Acupuncture has also shown promising results for many patients with inflammation and olfactory dysfunction, while the Institute for Functional Medicine (IFM) lists some helpful advice and evidence-backed supplements and lifestyle-based interventions to boost mitochondrial health, which is impaired in those with long Covid. 

Though not included in IFM's list, Vitamin A nasal drops were researched as a potential treatment for smell loss at the University of East Anglia in the UK. Previous research in Germany also linked Vitamin A to improved smell, with experts hypothesising Vitamin A can repair tissues in the nose damaged by viruses.

Other (More Extreme) Smell Loss Solutions 

In the interest of information, we will list a few other less conventional methods being trialled to restore smell loss - but be warned – they're not for the squeamish.

 A recent Stanford Medicine-led study found that post-viral smell loss improved when patients were given injections platelet-rich plasma injections in their nasal tissue.
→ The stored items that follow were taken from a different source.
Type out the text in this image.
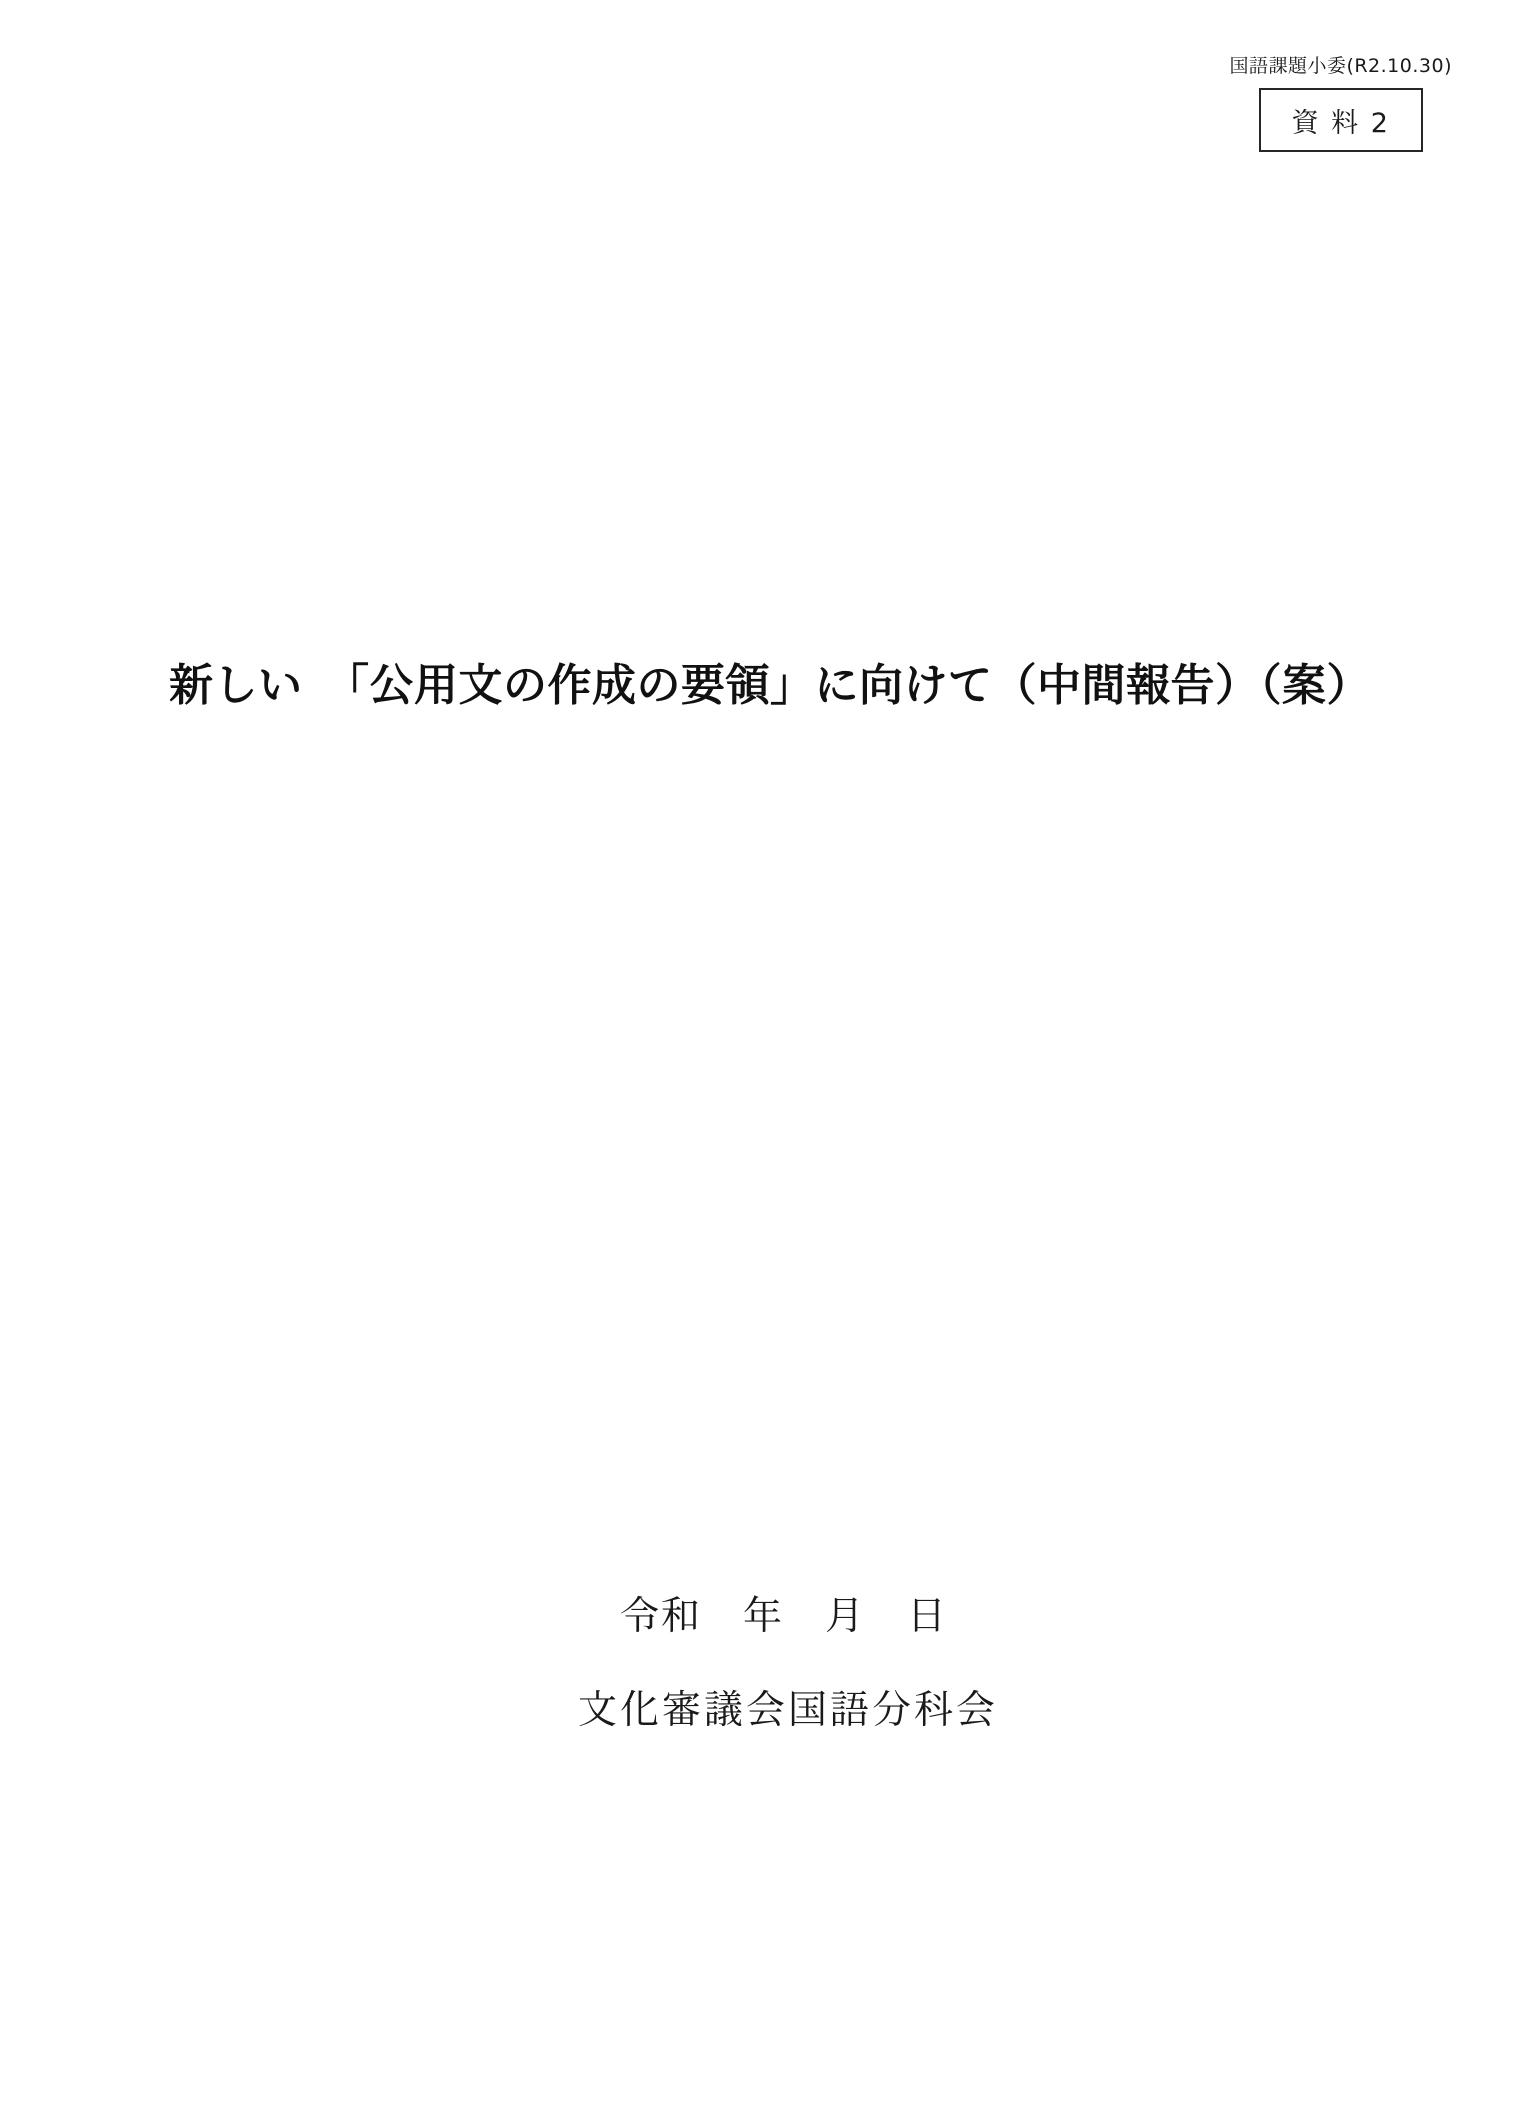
国語課題小委(R2.10.30)
資 料 2
新しい 「公用文の作成の要領」に向けて（中間報告）（案）
令和　年　月　日
文化審議会国語分科会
The treatment, given once every two weeks for six weeks, was shown to improve symptoms in nearly 60% of participants after three months. 

Another experimental procedure tipped as a potential solution to smell loss is the stellate ganglion block, which involves injecting a temporary local anaesthetic into a bundle of nerves in the neck. The procedure is being trialled at the Cleveland Clinic with positive reports. Further study is required to understand the science, though experts hypothesise that it may increase blood flow to the brain, or trigger the sympathetic nervous system.

Recovery Is A Long Road

While the majority of post-viral patients will have their sense of smell restored, the road to recovery is long. Others are coming to terms with the fact their sense of smell may never return.

It's difficult to comprehend the profound impact of losing the ability to smell. Scent connects us with the world. It is intrinsically tied to our wellbeing – to our experience of pleasure, our mental and emotional health, and even our physical safety (imagine not being able to smell gas leak or a fire, for example). No one should have to endure this silent, debilitating condition.

Helen Keller once called smell the “fallen angel” of our senses because it is the sense we appreciate the least. So for those unaffected, please celebrate your fallen angel. Don’t take it for granted.